“Io, infatti, ero superiore a tutti loro, ero a mille miglia di distanza. Non erano che schiavi, mentre io ero uno spirito libero. Non ero io ad essere rinchiuso in gabbia, ma il mio corpo. E mentre la mia povera carne giaceva – senza provare sofferenza, del resto – nella piccola morte della camicia di forza, il mio dominio sul corpo era totale e potevo percorrere lo spazio infinito a mio piacimento.”
Il vagabondo delle stelle, Jack London
Quella della salute mentale sicuramente costituisce una delle questioni di maggior rilevanza, anche in termini di complessità, che interessano il mondo carcerario, in molti casi universo parallelo e sconosciuto.
La storia di M.
Se la natura e le finalità dell’istituzione carceraria sono ancora al centro del dibattito pubblico, quello che accade lontano dai salotti e dalle opinioni – da più parti sferzate con poca conoscenza dei fatti – sembra indicare che la direzione più largamente intrapresa sia quella che considera il carcere in ottica punitiva.
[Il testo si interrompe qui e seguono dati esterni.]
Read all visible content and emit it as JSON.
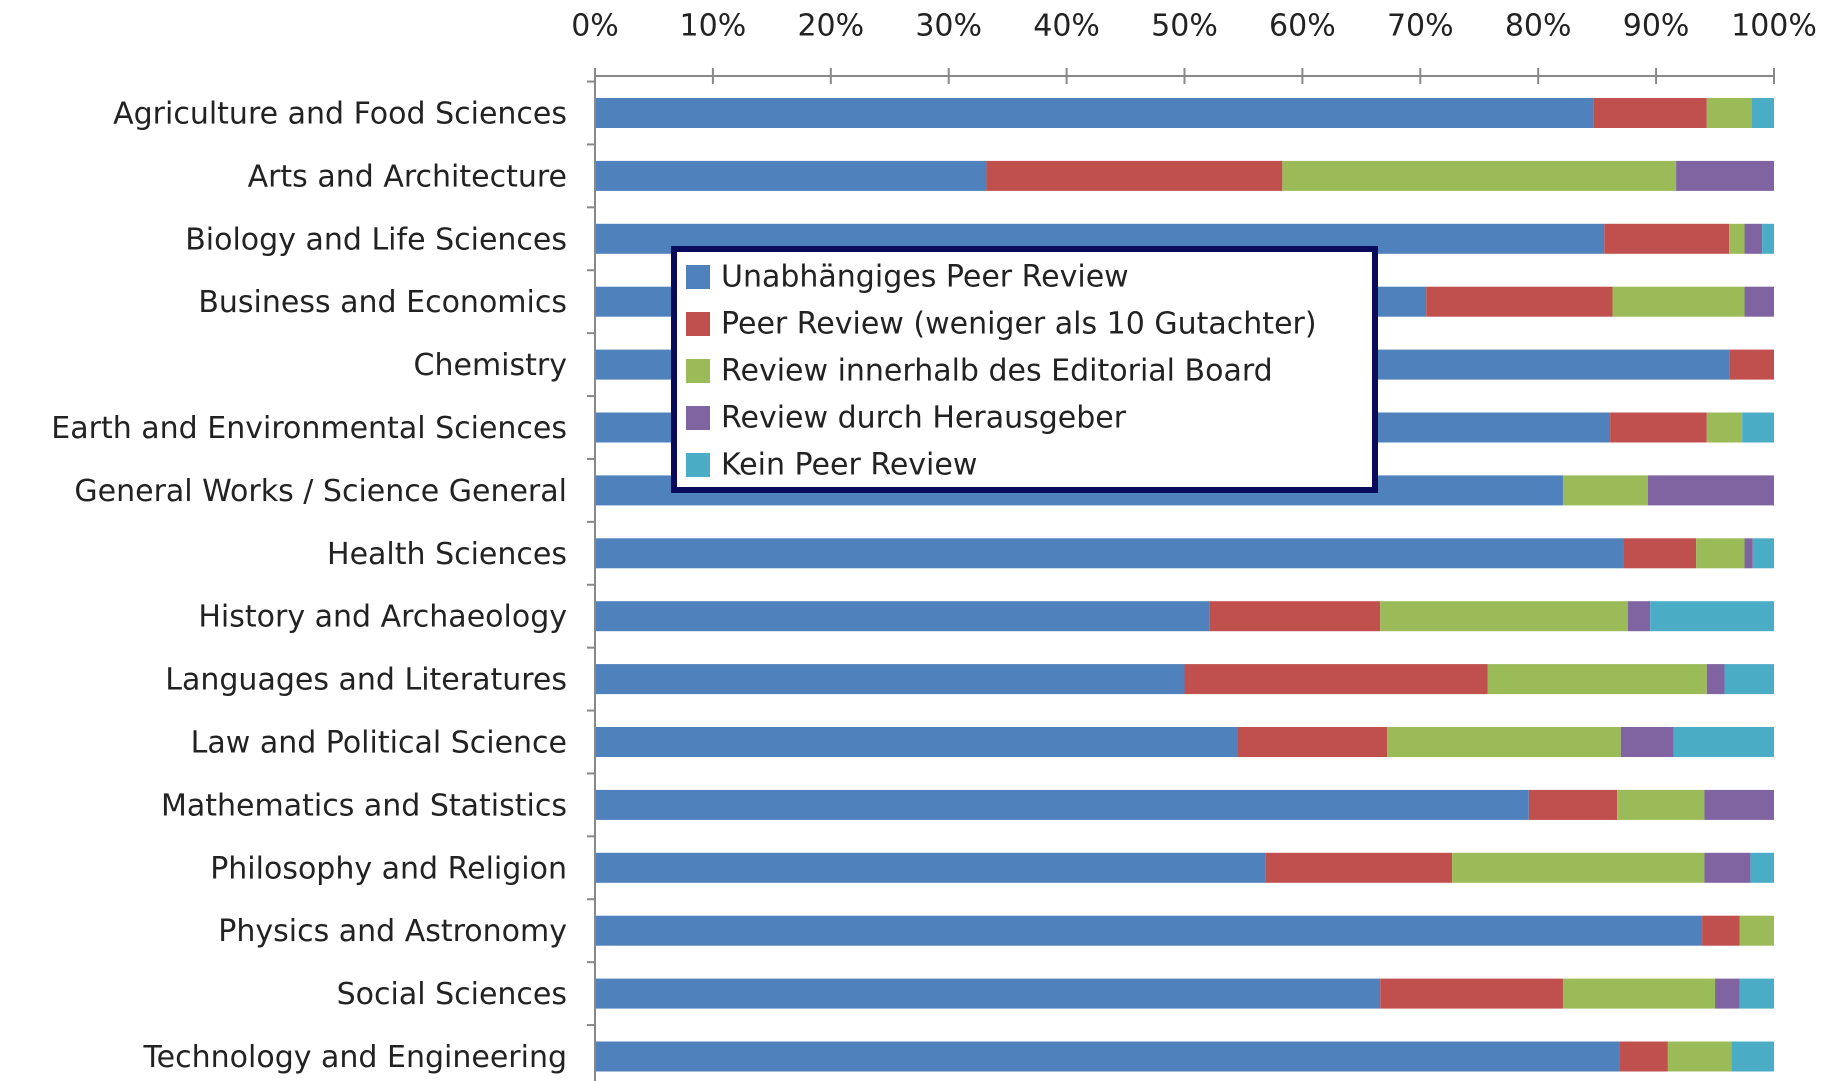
{
  "chart_data": {
    "type": "stacked-barh",
    "categories": [
      "Agriculture and Food Sciences",
      "Arts and Architecture",
      "Biology and Life Sciences",
      "Business and Economics",
      "Chemistry",
      "Earth and Environmental Sciences",
      "General Works / Science General",
      "Health Sciences",
      "History and Archaeology",
      "Languages and Literatures",
      "Law and Political Science",
      "Mathematics and Statistics",
      "Philosophy and Religion",
      "Physics and Astronomy",
      "Social Sciences",
      "Technology and Engineering"
    ],
    "series": [
      {
        "name": "Unabhängiges Peer Review",
        "color": "#4f81bd",
        "values": [
          84.7,
          33.2,
          85.6,
          70.5,
          96.2,
          86.1,
          82.1,
          87.2,
          52.1,
          50.0,
          54.5,
          79.2,
          56.9,
          93.9,
          66.6,
          86.9
        ]
      },
      {
        "name": "Peer Review (weniger als 10 Gutachter)",
        "color": "#c0504d",
        "values": [
          9.6,
          25.1,
          10.6,
          15.8,
          3.8,
          8.2,
          0,
          6.2,
          14.5,
          25.7,
          12.7,
          7.5,
          15.8,
          3.2,
          15.5,
          4.1
        ]
      },
      {
        "name": "Review innerhalb des Editorial Board",
        "color": "#9bbb59",
        "values": [
          3.8,
          33.4,
          1.3,
          11.2,
          0,
          3.0,
          7.2,
          4.1,
          21.0,
          18.6,
          19.8,
          7.4,
          21.4,
          2.9,
          12.9,
          5.4
        ]
      },
      {
        "name": "Review durch Herausgeber",
        "color": "#8064a2",
        "values": [
          0,
          8.3,
          1.5,
          2.5,
          0,
          0,
          10.7,
          0.7,
          1.9,
          1.5,
          4.5,
          5.9,
          3.9,
          0,
          2.1,
          0
        ]
      },
      {
        "name": "Kein Peer Review",
        "color": "#4bacc6",
        "values": [
          1.9,
          0,
          1.0,
          0,
          0,
          2.7,
          0,
          1.8,
          10.5,
          4.2,
          8.5,
          0,
          2.0,
          0,
          2.9,
          3.6
        ]
      }
    ],
    "xlim": [
      0,
      100
    ],
    "xticks": [
      {
        "value": 0,
        "label": "0%"
      },
      {
        "value": 10,
        "label": "10%"
      },
      {
        "value": 20,
        "label": "20%"
      },
      {
        "value": 30,
        "label": "30%"
      },
      {
        "value": 40,
        "label": "40%"
      },
      {
        "value": 50,
        "label": "50%"
      },
      {
        "value": 60,
        "label": "60%"
      },
      {
        "value": 70,
        "label": "70%"
      },
      {
        "value": 80,
        "label": "80%"
      },
      {
        "value": 90,
        "label": "90%"
      },
      {
        "value": 100,
        "label": "100%"
      }
    ]
  }
}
Per quanto esistano tentativi di aprire alla possibilità di rieducare e non solo di punire i detenuti, questi falliscono quasi sempre quando si tratta di proteggere persone con bisogni particolari e specifici, che sono i primi a subire il carcere in tutta la sua violenza. Come nel caso di M., un detenuto in espiazione presso un reparto di osservazione psichiatrica “Il Sestante” della Casa Circondariale di Torino. La vicenda ci viene narrata da un familiare che si rivolge al Difensore Civico di Antigone preoccupato della situazione particolarmente critica in cui versa il ragazzo.
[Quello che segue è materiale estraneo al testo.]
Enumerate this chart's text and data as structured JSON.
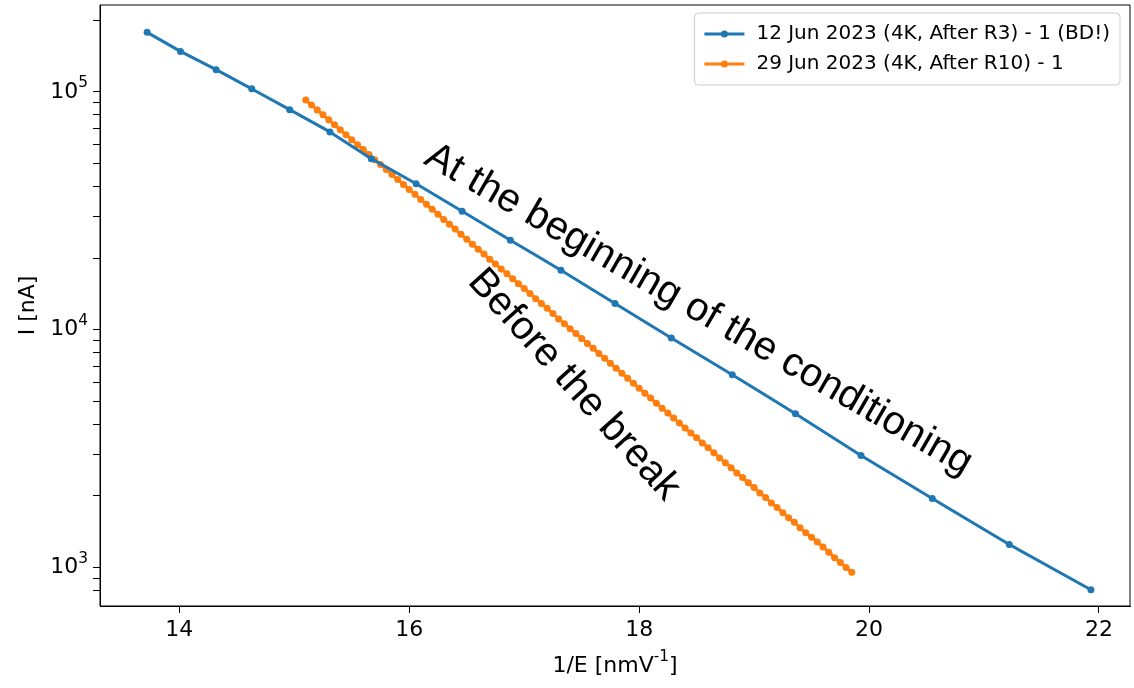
{
  "chart_data": {
    "type": "line",
    "xlabel": "1/E [nmV$^{-1}$]",
    "ylabel": "I [nA]",
    "log": "y",
    "marker": "circle",
    "line_style": "solid",
    "legend": "top right",
    "grid": false,
    "xlim": [
      13.31,
      22.27
    ],
    "xticks": [
      14,
      16,
      18,
      20,
      22
    ],
    "ylim": [
      689,
      232000
    ],
    "yticks": [
      {
        "value": 800,
        "label": null
      },
      {
        "value": 900,
        "label": null
      },
      {
        "value": 1000,
        "label": "10$^{3}$"
      },
      {
        "value": 2000,
        "label": null
      },
      {
        "value": 3000,
        "label": null
      },
      {
        "value": 4000,
        "label": null
      },
      {
        "value": 5000,
        "label": null
      },
      {
        "value": 6000,
        "label": null
      },
      {
        "value": 7000,
        "label": null
      },
      {
        "value": 8000,
        "label": null
      },
      {
        "value": 9000,
        "label": null
      },
      {
        "value": 10000,
        "label": "10$^{4}$"
      },
      {
        "value": 20000,
        "label": null
      },
      {
        "value": 30000,
        "label": null
      },
      {
        "value": 40000,
        "label": null
      },
      {
        "value": 50000,
        "label": null
      },
      {
        "value": 60000,
        "label": null
      },
      {
        "value": 70000,
        "label": null
      },
      {
        "value": 80000,
        "label": null
      },
      {
        "value": 90000,
        "label": null
      },
      {
        "value": 100000,
        "label": "10$^{5}$"
      },
      {
        "value": 200000,
        "label": null
      }
    ],
    "series": [
      {
        "name": "12 Jun 2023 (4K, After R3) - 1 (BD!)",
        "color": "#1f77b4",
        "x": [
          13.72,
          14.01,
          14.32,
          14.63,
          14.96,
          15.31,
          15.67,
          16.06,
          16.46,
          16.88,
          17.32,
          17.79,
          18.28,
          18.81,
          19.36,
          19.93,
          20.55,
          21.22,
          21.93
        ],
        "values": [
          178000,
          148000,
          124000,
          103000,
          84200,
          67900,
          52400,
          41100,
          31500,
          23800,
          17800,
          12900,
          9230,
          6470,
          4430,
          2960,
          1950,
          1250,
          806
        ]
      },
      {
        "name": "29 Jun 2023 (4K, After R10) - 1",
        "color": "#ff7f0e",
        "x": [
          15.1,
          15.15,
          15.2,
          15.25,
          15.3,
          15.35,
          15.4,
          15.45,
          15.5,
          15.55,
          15.6,
          15.65,
          15.7,
          15.75,
          15.8,
          15.85,
          15.9,
          15.95,
          16.0,
          16.05,
          16.1,
          16.15,
          16.2,
          16.25,
          16.3,
          16.35,
          16.4,
          16.45,
          16.5,
          16.55,
          16.6,
          16.65,
          16.7,
          16.75,
          16.8,
          16.85,
          16.9,
          16.95,
          17.0,
          17.05,
          17.1,
          17.15,
          17.2,
          17.25,
          17.3,
          17.35,
          17.4,
          17.45,
          17.5,
          17.55,
          17.6,
          17.65,
          17.7,
          17.75,
          17.8,
          17.85,
          17.9,
          17.95,
          18.0,
          18.05,
          18.1,
          18.15,
          18.2,
          18.25,
          18.3,
          18.35,
          18.4,
          18.45,
          18.5,
          18.55,
          18.6,
          18.65,
          18.7,
          18.75,
          18.8,
          18.85,
          18.9,
          18.95,
          19.0,
          19.05,
          19.1,
          19.15,
          19.2,
          19.25,
          19.3,
          19.35,
          19.4,
          19.45,
          19.5,
          19.55,
          19.6,
          19.65,
          19.7,
          19.75,
          19.8,
          19.85
        ],
        "values": [
          92500,
          88200,
          84000,
          80100,
          76300,
          72700,
          69300,
          66100,
          63000,
          60000,
          57200,
          54500,
          51900,
          49500,
          47200,
          44900,
          42800,
          40800,
          38900,
          37100,
          35300,
          33700,
          32100,
          30600,
          29100,
          27800,
          26500,
          25200,
          24000,
          22900,
          21800,
          20800,
          19800,
          18900,
          18000,
          17200,
          16400,
          15600,
          14900,
          14200,
          13500,
          12900,
          12300,
          11700,
          11100,
          10600,
          10100,
          9640,
          9190,
          8760,
          8350,
          7950,
          7580,
          7220,
          6880,
          6560,
          6250,
          5960,
          5680,
          5410,
          5160,
          4910,
          4680,
          4460,
          4250,
          4050,
          3860,
          3680,
          3510,
          3340,
          3190,
          3040,
          2890,
          2760,
          2630,
          2500,
          2390,
          2270,
          2170,
          2060,
          1970,
          1870,
          1790,
          1700,
          1620,
          1550,
          1470,
          1400,
          1340,
          1280,
          1220,
          1160,
          1100,
          1050,
          1000,
          955
        ]
      }
    ],
    "annotations": [
      "At the beginning of the conditioning",
      "Before the break"
    ]
  }
}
Verso la fine di agosto, la famiglia di M. viene informata di un tentativo di suicidio del ragazzo. Alla debolezza si risponde con la forza, quindi sembrerebbe che M. venga trasferito in una cella liscia, denudato, senza materasso né coperta e con l’acqua chiusa. La cella liscia è una cella vuota, in cui i detenuti vengono lasciati senza niente che non siano le quattro mura lisce di una stanza. Quella delle celle lisce è una prassi, seppur formalmente vietata dal regolamento penitenziario e da fonti sovranazionali, oramai consolidata in alcuni istituti di pena. In questi casi, il contenimento ambientale di soggetti con gravi problematiche psichiatriche sembra essere la risposta più adeguata nel trattare tentativi di suicidio o atti di autolesionismo.
M., stando a quanto riferitoci, passa diversi giorni in questa cella, e quando chiudono l’acqua ci hanno riferito addirittura che si sarebbe trovato nelle condizioni di bere dallo scarico del W.C.
La situazione di M. peggiora, si agita, la cella liscia non aiuta di certo e la prassi che ci viene narrata è quella di frequenti iniezioni intramuscolari per cercare di sedare il detenuto.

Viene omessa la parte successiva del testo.